Tuesday, January 13, 2009

New Health Insurance for Children Extended to Immigrants

The State Children Health Insurance Programs, popularly known as SCHIPs, ends March 31st. Last year the House and Senate had sent two bills to President George W. Bush, renewing the program. He vetoed them, arguing that the program should not be extended to middle class children so long as it has not reached all the poor children for which the program was originally intended. A legitimate argument, but in the politics of health care is was a smoke-screen for less coverage even to the poor. The high-income states had asked for the extension because many middle class families were losing their health insurance.

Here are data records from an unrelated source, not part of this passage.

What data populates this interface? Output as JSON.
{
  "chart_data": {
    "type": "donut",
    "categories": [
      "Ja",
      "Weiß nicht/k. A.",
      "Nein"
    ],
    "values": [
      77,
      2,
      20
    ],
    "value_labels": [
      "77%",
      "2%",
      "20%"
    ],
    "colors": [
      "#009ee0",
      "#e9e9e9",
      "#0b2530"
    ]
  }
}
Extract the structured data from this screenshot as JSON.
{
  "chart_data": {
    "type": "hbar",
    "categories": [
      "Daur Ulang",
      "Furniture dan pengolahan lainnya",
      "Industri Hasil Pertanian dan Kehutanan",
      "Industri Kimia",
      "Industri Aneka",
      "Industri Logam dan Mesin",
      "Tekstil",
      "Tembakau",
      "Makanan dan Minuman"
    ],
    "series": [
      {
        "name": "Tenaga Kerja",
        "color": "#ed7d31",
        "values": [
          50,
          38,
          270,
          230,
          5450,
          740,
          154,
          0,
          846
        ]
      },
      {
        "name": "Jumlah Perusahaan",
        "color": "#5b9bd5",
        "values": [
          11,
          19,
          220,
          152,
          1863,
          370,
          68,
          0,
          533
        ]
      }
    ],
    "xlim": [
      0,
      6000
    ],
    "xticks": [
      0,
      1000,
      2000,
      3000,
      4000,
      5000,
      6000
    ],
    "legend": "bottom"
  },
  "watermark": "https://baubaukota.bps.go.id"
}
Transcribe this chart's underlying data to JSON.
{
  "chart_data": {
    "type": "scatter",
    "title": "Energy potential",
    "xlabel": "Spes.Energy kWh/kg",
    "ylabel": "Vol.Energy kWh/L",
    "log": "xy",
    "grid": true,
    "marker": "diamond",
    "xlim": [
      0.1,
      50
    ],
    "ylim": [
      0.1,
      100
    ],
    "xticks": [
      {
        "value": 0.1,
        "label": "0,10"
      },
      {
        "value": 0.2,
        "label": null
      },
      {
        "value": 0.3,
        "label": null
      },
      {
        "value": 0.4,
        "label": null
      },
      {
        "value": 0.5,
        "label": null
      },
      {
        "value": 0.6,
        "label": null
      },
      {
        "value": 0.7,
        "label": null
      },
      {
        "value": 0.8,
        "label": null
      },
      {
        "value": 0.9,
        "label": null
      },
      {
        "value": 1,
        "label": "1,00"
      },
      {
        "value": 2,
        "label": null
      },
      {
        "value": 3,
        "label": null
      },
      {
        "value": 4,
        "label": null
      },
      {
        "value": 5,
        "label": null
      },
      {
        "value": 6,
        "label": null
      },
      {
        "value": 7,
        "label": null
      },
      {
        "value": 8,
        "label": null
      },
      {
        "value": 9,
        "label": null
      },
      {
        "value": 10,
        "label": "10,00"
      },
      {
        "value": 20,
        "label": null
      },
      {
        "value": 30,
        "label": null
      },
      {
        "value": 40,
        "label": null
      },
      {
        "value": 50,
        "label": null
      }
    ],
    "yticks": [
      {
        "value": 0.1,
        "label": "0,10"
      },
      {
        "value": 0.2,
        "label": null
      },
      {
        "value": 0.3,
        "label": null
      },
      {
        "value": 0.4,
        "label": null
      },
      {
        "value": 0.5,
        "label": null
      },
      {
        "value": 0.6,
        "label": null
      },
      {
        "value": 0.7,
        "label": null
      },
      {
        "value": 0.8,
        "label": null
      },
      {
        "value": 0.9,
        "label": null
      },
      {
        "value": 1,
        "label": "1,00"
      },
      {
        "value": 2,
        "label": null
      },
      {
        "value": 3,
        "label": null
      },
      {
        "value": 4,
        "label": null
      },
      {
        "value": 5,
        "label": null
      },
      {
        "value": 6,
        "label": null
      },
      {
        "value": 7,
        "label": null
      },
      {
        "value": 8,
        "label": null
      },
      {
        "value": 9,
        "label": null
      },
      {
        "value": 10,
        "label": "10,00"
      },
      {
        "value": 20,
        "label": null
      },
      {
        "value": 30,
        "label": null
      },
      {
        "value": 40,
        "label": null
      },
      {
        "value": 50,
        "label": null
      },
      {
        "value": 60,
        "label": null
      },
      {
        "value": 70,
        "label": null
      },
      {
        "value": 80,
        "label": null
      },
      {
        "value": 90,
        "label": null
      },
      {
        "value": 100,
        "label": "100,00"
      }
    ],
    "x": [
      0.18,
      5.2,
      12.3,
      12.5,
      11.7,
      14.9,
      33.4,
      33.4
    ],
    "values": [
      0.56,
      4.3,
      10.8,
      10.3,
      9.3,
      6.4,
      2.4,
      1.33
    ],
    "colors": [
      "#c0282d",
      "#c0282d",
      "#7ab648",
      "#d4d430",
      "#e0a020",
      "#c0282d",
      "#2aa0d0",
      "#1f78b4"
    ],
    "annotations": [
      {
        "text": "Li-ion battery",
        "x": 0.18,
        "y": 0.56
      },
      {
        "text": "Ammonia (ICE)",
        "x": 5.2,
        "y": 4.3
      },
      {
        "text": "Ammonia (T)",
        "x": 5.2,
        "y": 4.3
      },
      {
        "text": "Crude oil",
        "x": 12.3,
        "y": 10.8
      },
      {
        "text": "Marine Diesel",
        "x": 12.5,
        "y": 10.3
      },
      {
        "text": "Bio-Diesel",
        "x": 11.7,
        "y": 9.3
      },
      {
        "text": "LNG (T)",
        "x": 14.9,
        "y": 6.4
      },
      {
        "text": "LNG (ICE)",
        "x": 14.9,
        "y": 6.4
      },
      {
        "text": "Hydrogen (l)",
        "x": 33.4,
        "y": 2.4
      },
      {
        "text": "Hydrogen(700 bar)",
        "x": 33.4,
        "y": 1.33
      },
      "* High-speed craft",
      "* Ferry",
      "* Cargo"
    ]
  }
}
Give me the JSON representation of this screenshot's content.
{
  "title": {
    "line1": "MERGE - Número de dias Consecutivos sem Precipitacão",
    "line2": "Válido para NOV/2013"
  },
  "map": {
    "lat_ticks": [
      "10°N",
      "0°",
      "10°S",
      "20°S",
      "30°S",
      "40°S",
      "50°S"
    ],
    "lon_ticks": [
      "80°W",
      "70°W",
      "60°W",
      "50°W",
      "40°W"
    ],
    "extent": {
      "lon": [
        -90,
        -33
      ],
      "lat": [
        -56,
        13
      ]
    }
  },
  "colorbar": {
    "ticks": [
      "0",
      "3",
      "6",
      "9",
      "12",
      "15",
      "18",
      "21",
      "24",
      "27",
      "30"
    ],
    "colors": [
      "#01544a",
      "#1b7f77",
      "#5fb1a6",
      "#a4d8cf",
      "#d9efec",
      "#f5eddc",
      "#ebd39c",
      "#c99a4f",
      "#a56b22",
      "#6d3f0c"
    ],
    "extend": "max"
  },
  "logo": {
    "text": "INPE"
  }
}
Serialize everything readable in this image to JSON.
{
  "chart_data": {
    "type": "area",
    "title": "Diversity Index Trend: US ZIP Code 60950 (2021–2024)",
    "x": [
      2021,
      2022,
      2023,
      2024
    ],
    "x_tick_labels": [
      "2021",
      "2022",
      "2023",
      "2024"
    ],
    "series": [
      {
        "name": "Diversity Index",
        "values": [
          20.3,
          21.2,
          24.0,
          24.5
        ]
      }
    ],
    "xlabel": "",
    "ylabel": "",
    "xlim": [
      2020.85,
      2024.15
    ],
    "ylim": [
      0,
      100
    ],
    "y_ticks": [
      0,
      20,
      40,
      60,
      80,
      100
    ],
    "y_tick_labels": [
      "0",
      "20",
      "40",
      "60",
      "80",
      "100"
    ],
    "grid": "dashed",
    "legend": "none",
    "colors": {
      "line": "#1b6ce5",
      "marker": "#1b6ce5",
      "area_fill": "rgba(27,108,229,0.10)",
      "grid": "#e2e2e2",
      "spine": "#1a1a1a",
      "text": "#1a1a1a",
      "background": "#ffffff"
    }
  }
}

The Obama administration is expected to sign bills similar to last years, but the issue now has become extending coverage to legal immigrant children. Most social services like Social Security and Medicare/Medicaid is denied by law to immigrants for the first five years. That includes eligibility for immigrant children in SCIPs. The new law would continue to deny coverage to undocumented immigrant children, though some states can and do use other funds. But Republicans are expected to argue that the undocumented would sneak in. This is not a quibble -- 400,000 to 600,000 children will be affected. The bill should sail through the House, but might have a more difficult time in Senate. (See New York Times article.)

DON'T DELAY IMMIGRATION REFORM BECAUSE OF THE ECONOMY

The New York Times argues editorially that president-elect Barack Obama should not put comprehensive immigration reform on the "back burner" till he deals with the economy. The Times notes that suffering of immigrant families continues and ought to be immediately addressed, but reform can also help the economy by turning our resource to where they are needed.